Dr. O’Neil agrees: “As technology has advanced, the necessity of having this infrastructure has spread from discipline to discipline. It’s only a matter of time before all research will have a digital component,” he says.
It hasn’t escaped scholars’ notice that colleagues using these technologies are getting further ahead. Dr. O’Neil, for one, sees the unrealized potential and is keen to grow Compute Canada’s ARC systems, storage and software solutions.
“We have a national platform with merit-based access but we aren’t able to meet everyone’s needs,” he says.
Yet for those researchers who are able to integrate ARC into their work, it is a recipe for delivering on significant promises. University of Waterloo digital historian Dr. Ian Milligan is one of those researchers using ARC to solve a unique problem. For Dr. Milligan, it is the limited life span of websites — their content is deleted or replaced roughly every 100 days.
“New political leader comes in, website comes down,” explains Dr. Milligan. “A social movement happens and someone doesn’t pay their server fee — website comes down.”
This means that researchers trying to reconstruct, analyze and learn from the recent past face both a challenge and an opportunity. Mining old websites can yield a wealth of data about political, cultural, social and economic trends. But first you need large-scale storage to archive sites before they disappear, and then you need computational muscle to analyse vast amounts of data.
“You can’t do historical research from the 1990s and later if you don’t use websites,” says Dr. Milligan. “We’ve lived online now for about 20 years and we need to consider what people said on the web.”
With help from Compute Canada, Dr. Milligan has done just that. He developed a database called webarchives.ca, a searchable index of web pages of 50 Canadian political parties and interest groups dating back to 2005. It makes use of data in ways that allow present and future humanities and social science scholars to access, interpret and curate vast swaths of digital-borne sources detailing the recent past.
Webarchives.ca represents just one of a growing number of projects in the humanities and social sciences harnessing the power of ARC to boost its reach and impact. Compute Canada’s analysis of Field-Weighted Citation Impact (FWCI) — the ratio of total citations divided by the average for the subject field — found the FWCI of Canadian publications enabled by Compute Canada in the social sciences and humanities was just about triple the world average.
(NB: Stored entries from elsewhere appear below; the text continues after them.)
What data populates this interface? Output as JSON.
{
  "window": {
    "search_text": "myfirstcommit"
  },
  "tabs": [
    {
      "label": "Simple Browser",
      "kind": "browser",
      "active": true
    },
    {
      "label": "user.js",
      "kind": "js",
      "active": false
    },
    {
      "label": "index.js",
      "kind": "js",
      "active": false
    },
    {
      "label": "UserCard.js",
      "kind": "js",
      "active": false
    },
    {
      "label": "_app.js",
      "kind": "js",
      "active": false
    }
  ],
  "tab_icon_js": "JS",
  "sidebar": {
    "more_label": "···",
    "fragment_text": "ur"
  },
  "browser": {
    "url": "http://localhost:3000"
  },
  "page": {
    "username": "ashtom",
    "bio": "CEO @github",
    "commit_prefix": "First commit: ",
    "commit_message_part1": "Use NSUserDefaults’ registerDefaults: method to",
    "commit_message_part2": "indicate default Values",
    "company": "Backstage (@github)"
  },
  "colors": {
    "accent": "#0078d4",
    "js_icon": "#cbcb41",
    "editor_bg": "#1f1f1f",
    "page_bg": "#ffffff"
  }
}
Digital historians are paying attention: roughly 4,000 users checked out webarchives.ca within days of the site going live.
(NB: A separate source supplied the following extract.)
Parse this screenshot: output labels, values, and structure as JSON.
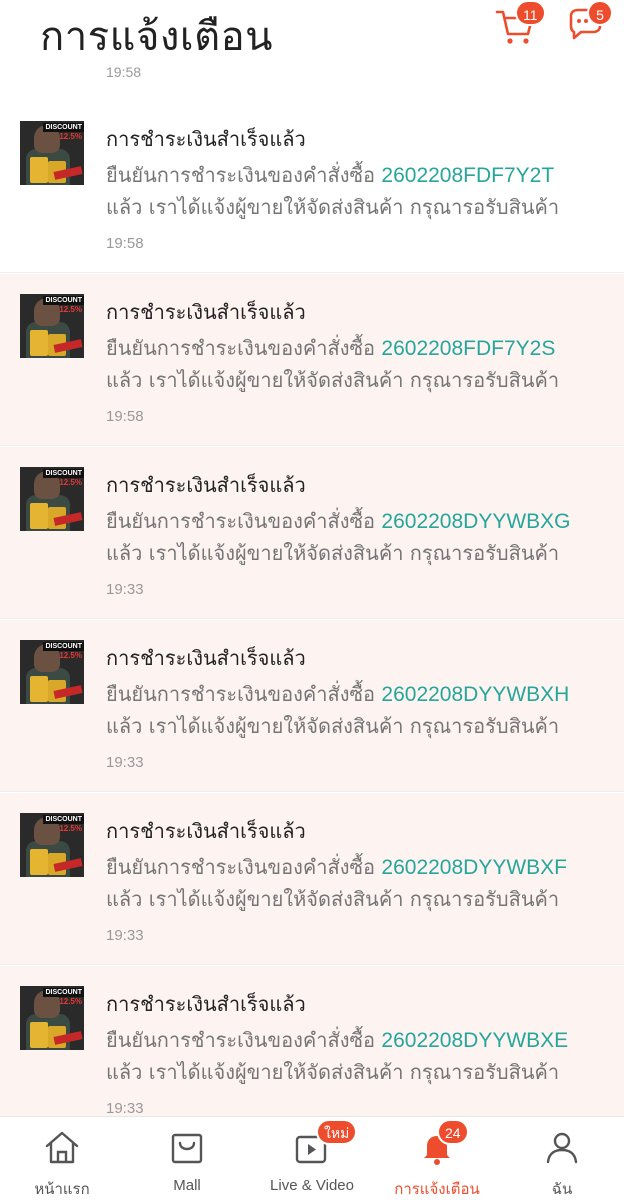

University of Guelph digital literary historian Dr. Susan Brown has made use of Compute Canada’s services to launch the Canadian Writing Research Collaboratory, an online platform designed to give scholars unprecedented avenues for studying Canada’s literary and cultural heritage.
The collaboratory is a virtual research environment that allows scholars to conduct, store, share and publish research about our country’s literary and cultural history.
Yet before launching such projects, she says researchers need to understand the breadth of the digital tools at their disposal. Humanities and social science scholars often don’t have the kind of training necessary to take full advantage.
“But Compute Canada has really stepped up in terms of training,” she says. “They understand the kind of computing humanities and social science scholars need. They know it is about big discoveries, but also about seeing things differently or asking new questions.”